De droom van profeet Abraham had echter een symbolische betekenis. Profeet Abraham had zijn droom al vervuld door Ismaël als kind met zijn moeder Hagar in de droge, dorre vallei van Paran achter te laten, waar in die tijd geen teken van leven was, zelfs geen grasspriet of een druppel water. Echter heeft God Ismaël gered en hem tot een groot volk gemaakt. Op grond van geschiedkundige en aardrijkskundige gegevens staat vast, dat de afstammelingen (Ismaëlieten) van profeet Abraham in Arabië hebben gewoond. Zij koesterden allen een grote eerbied voor Mekka en de Ka’ba, waaruit blijkt dat Ismaël zich in Mekka vestigde, d.w.z. in de streek die volgens Arabische en Oud-Testamentische gegevens de naam ‘Paran’ (In het Arabisch Fārān) draagt. ‘Paran’ is volgens de Arabische aardrijkskundigen het gebied dat zich van Mekka tot aan de noordelijke grens van Arabië uitstrekt.

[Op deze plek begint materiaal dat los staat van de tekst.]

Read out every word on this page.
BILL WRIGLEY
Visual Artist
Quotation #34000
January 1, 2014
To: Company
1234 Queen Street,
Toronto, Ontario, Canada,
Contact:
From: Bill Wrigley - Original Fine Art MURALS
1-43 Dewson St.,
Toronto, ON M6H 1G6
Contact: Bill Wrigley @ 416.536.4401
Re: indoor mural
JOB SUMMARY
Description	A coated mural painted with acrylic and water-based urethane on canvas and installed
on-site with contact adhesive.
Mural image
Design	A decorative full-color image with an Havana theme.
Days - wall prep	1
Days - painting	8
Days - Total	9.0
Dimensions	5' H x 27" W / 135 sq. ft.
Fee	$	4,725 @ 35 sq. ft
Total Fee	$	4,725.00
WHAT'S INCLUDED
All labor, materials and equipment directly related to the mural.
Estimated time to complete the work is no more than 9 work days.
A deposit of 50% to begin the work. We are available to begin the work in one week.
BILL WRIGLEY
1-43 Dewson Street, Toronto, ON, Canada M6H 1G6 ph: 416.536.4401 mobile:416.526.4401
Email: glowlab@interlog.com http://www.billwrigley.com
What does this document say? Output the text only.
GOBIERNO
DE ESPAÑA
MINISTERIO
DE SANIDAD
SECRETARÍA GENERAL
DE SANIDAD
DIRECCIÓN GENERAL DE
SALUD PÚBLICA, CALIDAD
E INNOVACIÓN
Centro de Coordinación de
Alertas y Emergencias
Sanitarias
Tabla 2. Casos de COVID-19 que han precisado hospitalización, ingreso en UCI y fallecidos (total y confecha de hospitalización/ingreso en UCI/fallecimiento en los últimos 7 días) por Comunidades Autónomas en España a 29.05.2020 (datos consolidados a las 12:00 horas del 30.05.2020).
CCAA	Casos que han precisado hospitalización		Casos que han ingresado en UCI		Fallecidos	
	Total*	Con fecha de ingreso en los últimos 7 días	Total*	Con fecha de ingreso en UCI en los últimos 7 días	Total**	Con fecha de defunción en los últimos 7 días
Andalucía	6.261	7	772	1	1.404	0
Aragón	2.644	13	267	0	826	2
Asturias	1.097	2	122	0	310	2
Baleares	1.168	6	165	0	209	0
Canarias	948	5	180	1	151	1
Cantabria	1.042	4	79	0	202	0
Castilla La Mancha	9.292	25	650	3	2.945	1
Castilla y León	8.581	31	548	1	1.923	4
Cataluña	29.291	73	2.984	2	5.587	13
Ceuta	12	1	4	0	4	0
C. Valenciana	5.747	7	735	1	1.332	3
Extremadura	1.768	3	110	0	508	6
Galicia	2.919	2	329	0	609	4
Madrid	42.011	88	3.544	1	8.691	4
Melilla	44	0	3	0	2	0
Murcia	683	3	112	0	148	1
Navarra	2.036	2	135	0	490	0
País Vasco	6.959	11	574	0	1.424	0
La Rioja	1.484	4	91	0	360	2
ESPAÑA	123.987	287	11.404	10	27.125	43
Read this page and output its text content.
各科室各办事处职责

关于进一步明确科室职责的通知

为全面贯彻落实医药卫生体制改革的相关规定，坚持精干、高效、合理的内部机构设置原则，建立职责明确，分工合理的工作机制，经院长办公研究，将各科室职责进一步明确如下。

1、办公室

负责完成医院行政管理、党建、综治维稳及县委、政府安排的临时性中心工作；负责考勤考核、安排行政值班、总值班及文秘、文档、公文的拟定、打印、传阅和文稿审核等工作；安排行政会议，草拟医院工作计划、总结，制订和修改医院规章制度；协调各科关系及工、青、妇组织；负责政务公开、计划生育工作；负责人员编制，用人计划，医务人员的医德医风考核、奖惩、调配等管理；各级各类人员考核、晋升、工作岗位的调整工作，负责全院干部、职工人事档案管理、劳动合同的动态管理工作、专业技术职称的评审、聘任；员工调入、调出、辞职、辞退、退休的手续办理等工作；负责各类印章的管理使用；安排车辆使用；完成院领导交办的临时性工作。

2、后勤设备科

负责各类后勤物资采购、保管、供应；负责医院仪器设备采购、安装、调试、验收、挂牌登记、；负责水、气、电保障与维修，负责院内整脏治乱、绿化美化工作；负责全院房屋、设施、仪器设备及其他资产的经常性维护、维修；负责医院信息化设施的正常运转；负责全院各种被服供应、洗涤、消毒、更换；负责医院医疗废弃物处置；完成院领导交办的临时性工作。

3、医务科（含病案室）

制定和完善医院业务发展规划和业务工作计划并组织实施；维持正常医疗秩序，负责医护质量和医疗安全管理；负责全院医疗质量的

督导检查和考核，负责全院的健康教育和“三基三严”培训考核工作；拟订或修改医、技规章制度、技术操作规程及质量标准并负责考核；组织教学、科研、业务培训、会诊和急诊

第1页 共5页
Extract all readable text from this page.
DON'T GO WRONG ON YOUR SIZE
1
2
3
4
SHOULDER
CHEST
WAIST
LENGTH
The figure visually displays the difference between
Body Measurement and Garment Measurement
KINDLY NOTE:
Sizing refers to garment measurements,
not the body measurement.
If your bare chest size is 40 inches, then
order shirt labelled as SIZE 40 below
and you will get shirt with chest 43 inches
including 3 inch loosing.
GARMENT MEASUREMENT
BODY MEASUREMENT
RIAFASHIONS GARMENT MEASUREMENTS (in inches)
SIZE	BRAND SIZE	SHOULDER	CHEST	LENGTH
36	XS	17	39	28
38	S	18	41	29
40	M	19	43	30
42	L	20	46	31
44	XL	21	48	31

Deze grote opofferingen van profeet Abraham, zijn zoon Ismaël en zijn vrouw Hagar hebben ertoe geresulteerd dat Allah, de Heilige Profeet Mohammad (Moge de vrede en zegeningen van Allah met hem zijn) als een perfect voorbeeld naar de gehele mensheid heeft gezonden. Aan hem werd de Heilige Koran door Allah geopenbaard, die alle waarheden omvat met als doel de mensheid in één universele broederschap te verenigen. In de religieuze ceremonies van de Joden en Christenen zien we geen enkele herdenking van het offer van profeet Abraham. De Moslims, die de geestelijke afstammelingen van profeet Ismaël zijn, herdenken deze belangrijke gebeurtenis ieder jaar door middel van het offerfeest. De offerbereidheid van profeet Abraham en Ismaël wordt hen als grote deugd aangerekend.

Filosofie van het offeren

De Heilige Koran vermeldt dat het vlees noch het bloed God bereikt, maar het Godvrezende motief dat daaraan ten grondslag ligt (22:38). Allah zegt dus in de Heilige Koran dat het slachten van het vlees en het bloed van profeet Jezus, de zoon van Maria (vrede zij met hem) God niet zullen bereiken. Met andere woorden: het offer is een symbolische uitdrukking waarbij een moslim zijn bereidheid verklaart om ook zijn eigen leven voor de zaak van God in dienst te stellen. Een van de gebeden die gereciteerd worden door de persoon die het offer brengt is dan ook, “Zeg: mijn gebed en mijn offer, en mijn leven en mijn dood zijn gewijd aan Allah, de Heer der Werelden”. (6:163). Het offerfeest moedigt zo de moslims aan om de voorbeelden van profeet Abraham en Ismaël te volgen en bereid te zijn alles te doen wat God van hen verlangt. Moslims die het zich kunnen veroorloven, slachten op het offerfeest een dier om de deugden van profeet Abraham en zijn familie te herdenken. Een derde deel van het vlees wordt verdeeld onder de armen en zieken en een derde deel onder vrienden en kennissen, als een feitelijk offer voor liefdadigheid. Het laatste derde deel mag hij zelf houden.